Studio album by Kreidler
- Released: 2011
- Genre: Electronic
- Length: 31:33
- Label: en/of
- Producer: Kreidler

Kreidler chronology
| Tank (2011) | Mars Chronicles (2011) | Den (2012) |

= Mars Chronicles =

Mars Chronicles is a limited vinyl album by electronica group Kreidler, released in 2011.

==Track listing==
Mars Chronicles I–IV

I "LX" – 8:14

II "Sølyst" – 7:37

III "April Moon" – 9:33

IV "Lo Firer Esplendor" – 6:02

==Credits==
Recorded in Hamburg, Electric Avenue, by Tobias Levin.

Mixed in Berlin (I & III) and Düsseldorf (II & IV).

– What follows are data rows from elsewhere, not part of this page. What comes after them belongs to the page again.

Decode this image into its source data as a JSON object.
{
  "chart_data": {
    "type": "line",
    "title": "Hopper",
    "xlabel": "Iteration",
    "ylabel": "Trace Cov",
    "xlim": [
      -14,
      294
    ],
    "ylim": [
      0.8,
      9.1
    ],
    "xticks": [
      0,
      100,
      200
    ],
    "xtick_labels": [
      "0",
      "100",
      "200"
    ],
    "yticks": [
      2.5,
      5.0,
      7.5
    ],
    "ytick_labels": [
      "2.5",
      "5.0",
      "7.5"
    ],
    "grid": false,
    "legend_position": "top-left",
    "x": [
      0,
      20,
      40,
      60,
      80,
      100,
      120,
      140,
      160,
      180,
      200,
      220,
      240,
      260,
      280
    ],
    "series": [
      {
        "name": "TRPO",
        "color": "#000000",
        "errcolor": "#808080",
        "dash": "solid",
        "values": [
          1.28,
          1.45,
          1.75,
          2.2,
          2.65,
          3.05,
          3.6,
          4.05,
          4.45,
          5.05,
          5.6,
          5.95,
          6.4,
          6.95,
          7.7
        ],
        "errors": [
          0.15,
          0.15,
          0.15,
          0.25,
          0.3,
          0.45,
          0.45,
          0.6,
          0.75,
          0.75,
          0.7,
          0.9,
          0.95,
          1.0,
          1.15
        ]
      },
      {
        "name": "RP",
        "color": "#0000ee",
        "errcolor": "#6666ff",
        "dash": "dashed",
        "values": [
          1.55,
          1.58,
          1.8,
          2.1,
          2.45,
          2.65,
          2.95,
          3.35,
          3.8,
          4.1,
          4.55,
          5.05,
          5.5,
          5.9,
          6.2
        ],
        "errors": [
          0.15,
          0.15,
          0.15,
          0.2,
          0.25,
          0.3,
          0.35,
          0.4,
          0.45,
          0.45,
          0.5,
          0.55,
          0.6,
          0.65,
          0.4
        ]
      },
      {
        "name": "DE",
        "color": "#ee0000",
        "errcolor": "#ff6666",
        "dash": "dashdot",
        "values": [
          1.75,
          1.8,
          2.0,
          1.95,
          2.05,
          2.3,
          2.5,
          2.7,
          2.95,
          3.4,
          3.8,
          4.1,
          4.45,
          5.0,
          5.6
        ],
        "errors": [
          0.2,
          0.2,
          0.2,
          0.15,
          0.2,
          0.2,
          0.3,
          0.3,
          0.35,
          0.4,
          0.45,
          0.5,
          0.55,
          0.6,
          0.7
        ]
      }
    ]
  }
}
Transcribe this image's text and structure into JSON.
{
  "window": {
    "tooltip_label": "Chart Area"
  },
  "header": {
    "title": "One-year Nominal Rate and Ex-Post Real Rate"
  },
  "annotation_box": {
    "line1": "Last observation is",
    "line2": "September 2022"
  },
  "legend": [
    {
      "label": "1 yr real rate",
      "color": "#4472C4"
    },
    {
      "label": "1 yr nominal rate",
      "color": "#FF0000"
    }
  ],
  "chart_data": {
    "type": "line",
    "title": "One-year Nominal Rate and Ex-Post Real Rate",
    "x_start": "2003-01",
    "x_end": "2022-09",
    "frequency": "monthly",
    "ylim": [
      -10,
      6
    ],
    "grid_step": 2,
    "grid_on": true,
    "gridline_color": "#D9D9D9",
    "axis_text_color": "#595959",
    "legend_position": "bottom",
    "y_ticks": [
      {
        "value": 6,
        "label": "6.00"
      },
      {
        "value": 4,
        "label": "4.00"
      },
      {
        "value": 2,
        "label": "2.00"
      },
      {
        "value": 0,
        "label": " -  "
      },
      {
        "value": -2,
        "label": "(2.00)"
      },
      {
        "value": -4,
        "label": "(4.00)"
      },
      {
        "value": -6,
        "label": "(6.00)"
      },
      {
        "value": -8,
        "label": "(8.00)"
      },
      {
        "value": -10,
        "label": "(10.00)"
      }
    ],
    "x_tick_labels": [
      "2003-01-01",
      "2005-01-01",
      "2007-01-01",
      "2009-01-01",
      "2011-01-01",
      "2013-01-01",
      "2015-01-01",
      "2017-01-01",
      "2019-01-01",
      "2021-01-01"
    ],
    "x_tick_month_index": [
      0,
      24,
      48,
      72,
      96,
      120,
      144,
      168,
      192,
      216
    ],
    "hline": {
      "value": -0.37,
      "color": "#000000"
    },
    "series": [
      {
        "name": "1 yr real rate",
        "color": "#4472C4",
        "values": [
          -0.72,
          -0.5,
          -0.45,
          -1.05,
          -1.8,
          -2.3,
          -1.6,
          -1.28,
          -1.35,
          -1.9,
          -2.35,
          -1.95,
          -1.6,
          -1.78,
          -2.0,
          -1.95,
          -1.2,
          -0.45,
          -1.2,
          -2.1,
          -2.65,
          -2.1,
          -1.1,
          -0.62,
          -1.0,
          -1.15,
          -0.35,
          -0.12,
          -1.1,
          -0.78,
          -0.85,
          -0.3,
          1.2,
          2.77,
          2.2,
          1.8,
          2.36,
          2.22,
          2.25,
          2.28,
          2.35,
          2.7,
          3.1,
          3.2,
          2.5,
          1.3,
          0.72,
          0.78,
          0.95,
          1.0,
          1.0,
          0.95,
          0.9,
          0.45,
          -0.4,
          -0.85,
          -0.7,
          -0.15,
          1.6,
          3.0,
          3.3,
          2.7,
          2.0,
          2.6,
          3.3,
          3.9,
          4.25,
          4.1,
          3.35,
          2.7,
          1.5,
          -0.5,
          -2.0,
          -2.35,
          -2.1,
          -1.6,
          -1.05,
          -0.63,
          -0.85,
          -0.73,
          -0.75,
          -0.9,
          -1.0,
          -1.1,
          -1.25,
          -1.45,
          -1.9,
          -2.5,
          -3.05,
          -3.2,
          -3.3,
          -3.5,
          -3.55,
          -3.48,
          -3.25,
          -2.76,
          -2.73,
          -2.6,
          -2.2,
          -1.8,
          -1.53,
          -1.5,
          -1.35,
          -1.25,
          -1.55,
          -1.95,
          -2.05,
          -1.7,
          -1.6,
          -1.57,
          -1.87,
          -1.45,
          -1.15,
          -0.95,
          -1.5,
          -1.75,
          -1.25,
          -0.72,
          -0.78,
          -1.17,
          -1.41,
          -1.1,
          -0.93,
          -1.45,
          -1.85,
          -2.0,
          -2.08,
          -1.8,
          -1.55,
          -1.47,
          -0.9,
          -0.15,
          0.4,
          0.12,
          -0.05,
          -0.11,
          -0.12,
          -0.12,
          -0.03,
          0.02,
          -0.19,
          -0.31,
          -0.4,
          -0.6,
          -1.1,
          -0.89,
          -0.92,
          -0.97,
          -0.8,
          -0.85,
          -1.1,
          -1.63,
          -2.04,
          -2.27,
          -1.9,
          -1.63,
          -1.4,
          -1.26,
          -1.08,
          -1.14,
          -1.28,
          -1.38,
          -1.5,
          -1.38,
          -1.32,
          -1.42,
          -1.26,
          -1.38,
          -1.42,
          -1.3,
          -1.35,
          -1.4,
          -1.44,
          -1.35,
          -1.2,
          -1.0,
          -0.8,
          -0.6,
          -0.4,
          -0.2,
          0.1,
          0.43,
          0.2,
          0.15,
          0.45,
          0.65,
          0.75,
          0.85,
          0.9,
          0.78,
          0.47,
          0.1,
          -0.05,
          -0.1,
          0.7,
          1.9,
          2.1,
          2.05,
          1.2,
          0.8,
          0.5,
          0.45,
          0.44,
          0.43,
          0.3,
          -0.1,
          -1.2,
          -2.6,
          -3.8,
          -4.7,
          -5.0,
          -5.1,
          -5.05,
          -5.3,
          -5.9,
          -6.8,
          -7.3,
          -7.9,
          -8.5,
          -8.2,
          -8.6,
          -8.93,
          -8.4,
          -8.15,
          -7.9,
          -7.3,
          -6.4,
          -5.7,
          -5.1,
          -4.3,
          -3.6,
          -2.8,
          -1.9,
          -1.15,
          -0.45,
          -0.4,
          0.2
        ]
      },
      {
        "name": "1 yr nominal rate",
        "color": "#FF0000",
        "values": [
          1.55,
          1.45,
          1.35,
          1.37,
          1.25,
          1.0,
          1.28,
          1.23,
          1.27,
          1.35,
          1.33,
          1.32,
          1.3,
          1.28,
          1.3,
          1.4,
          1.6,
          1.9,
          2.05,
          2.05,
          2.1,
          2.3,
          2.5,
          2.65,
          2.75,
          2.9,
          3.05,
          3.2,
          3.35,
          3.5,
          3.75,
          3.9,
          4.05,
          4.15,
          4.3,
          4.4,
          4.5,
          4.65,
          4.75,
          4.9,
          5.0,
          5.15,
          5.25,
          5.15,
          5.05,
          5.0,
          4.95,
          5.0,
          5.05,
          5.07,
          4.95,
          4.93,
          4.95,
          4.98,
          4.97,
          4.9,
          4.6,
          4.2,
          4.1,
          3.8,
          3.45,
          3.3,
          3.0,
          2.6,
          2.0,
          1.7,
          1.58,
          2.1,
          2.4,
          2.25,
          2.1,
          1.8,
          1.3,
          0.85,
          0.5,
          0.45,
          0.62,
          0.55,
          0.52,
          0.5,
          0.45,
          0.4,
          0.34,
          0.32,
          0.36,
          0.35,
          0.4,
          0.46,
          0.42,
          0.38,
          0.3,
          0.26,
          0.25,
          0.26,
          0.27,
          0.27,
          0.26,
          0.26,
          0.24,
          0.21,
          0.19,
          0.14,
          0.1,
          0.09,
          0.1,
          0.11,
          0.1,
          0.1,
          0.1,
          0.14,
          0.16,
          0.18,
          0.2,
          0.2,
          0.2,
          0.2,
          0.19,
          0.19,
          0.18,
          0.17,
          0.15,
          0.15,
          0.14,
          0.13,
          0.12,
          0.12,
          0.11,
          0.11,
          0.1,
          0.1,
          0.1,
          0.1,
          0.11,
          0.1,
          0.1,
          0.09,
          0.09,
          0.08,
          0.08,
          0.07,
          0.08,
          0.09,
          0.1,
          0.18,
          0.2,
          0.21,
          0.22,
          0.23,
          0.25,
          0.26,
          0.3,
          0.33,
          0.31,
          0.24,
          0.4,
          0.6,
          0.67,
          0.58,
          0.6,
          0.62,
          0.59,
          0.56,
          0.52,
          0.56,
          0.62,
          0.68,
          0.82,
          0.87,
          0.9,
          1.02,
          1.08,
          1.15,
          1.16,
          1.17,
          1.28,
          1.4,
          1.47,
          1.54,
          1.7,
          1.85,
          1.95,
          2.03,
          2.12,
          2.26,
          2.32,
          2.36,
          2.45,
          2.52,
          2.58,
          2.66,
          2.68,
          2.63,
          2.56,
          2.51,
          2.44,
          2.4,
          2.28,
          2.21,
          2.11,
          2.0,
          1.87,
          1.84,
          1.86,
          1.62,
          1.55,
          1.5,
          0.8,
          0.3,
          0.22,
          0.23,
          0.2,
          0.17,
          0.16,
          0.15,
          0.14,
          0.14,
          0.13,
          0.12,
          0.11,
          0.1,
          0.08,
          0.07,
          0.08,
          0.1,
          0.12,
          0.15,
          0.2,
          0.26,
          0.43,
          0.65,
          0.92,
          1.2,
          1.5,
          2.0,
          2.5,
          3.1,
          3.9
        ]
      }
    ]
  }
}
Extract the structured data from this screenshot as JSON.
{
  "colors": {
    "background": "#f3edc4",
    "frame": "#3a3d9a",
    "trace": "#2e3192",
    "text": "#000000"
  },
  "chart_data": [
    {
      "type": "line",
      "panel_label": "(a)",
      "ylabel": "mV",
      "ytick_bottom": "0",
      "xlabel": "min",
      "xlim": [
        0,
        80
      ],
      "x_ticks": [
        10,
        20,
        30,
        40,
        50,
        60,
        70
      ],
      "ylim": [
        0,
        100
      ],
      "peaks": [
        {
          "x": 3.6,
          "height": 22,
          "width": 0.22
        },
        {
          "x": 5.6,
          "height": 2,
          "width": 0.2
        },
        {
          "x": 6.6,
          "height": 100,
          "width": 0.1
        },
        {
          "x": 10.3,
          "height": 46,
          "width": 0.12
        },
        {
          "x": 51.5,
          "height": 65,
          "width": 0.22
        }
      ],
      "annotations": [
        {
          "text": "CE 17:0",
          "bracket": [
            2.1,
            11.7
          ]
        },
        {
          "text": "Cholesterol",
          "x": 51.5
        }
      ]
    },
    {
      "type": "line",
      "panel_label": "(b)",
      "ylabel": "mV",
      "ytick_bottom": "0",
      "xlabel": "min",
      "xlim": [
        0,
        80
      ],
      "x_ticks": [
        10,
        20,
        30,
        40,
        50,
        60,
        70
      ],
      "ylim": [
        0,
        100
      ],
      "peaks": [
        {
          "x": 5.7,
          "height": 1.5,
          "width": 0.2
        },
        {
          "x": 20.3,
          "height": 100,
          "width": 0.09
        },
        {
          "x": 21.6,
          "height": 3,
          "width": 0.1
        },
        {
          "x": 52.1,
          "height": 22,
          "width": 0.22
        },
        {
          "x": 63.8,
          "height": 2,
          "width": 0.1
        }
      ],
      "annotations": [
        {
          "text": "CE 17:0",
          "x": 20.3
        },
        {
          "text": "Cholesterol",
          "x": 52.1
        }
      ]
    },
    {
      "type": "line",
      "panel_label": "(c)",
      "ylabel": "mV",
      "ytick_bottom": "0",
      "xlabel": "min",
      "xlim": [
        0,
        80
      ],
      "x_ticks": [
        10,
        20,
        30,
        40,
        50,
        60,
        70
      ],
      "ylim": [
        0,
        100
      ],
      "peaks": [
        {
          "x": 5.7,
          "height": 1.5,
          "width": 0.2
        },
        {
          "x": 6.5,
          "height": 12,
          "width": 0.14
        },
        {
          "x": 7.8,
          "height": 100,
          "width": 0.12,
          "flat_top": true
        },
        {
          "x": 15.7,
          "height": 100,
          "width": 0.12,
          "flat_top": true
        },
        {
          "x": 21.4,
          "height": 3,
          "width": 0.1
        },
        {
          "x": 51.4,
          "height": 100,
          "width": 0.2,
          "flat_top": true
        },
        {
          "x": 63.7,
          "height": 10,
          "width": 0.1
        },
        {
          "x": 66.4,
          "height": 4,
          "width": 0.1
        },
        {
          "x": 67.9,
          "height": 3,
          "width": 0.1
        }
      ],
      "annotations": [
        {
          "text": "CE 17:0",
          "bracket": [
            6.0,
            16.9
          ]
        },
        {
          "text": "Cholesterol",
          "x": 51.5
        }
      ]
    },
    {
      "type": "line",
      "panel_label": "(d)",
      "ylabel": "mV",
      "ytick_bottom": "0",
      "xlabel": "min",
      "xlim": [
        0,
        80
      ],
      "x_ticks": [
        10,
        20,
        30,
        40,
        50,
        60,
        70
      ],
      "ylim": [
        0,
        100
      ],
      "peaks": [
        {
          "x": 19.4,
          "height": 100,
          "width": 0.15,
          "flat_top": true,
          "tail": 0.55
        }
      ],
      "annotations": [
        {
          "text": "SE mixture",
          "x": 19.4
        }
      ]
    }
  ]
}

Mastered & Cut in Berlin, Dubplates & Mastering, by Rashad Becker.

==Production==
The record contains 4 different remixes of a song called Mars, with each member of the band contributing a version. "LX" can be attributed to Alex Paulick, "Sølyst" is Thomas Klein's moniker for his solo-albums, Andreas Reihse has released as "April", which leaves "Lo Firer Esplendor" to Detlef Weinrich.

Mars Chronicles seems to be a verbicide on Ray Bradbury's book The Martian Chronicles (in German: "Die Mars Chroniken").

==Release==
The album is the second collaboration between Georgian artist Andro Wekua and the band – after the album "Tank" earlier in 2011.

It was released August 2011 in a hand-numbered edition of 100 (plus 30 Artist's proofs) on Dutch/German label en/of (EN/OF 043).

The first flapper of the gatefold sleeve holds Sunset a photo print signed by Andro Wekua, the second flapper the vinyl.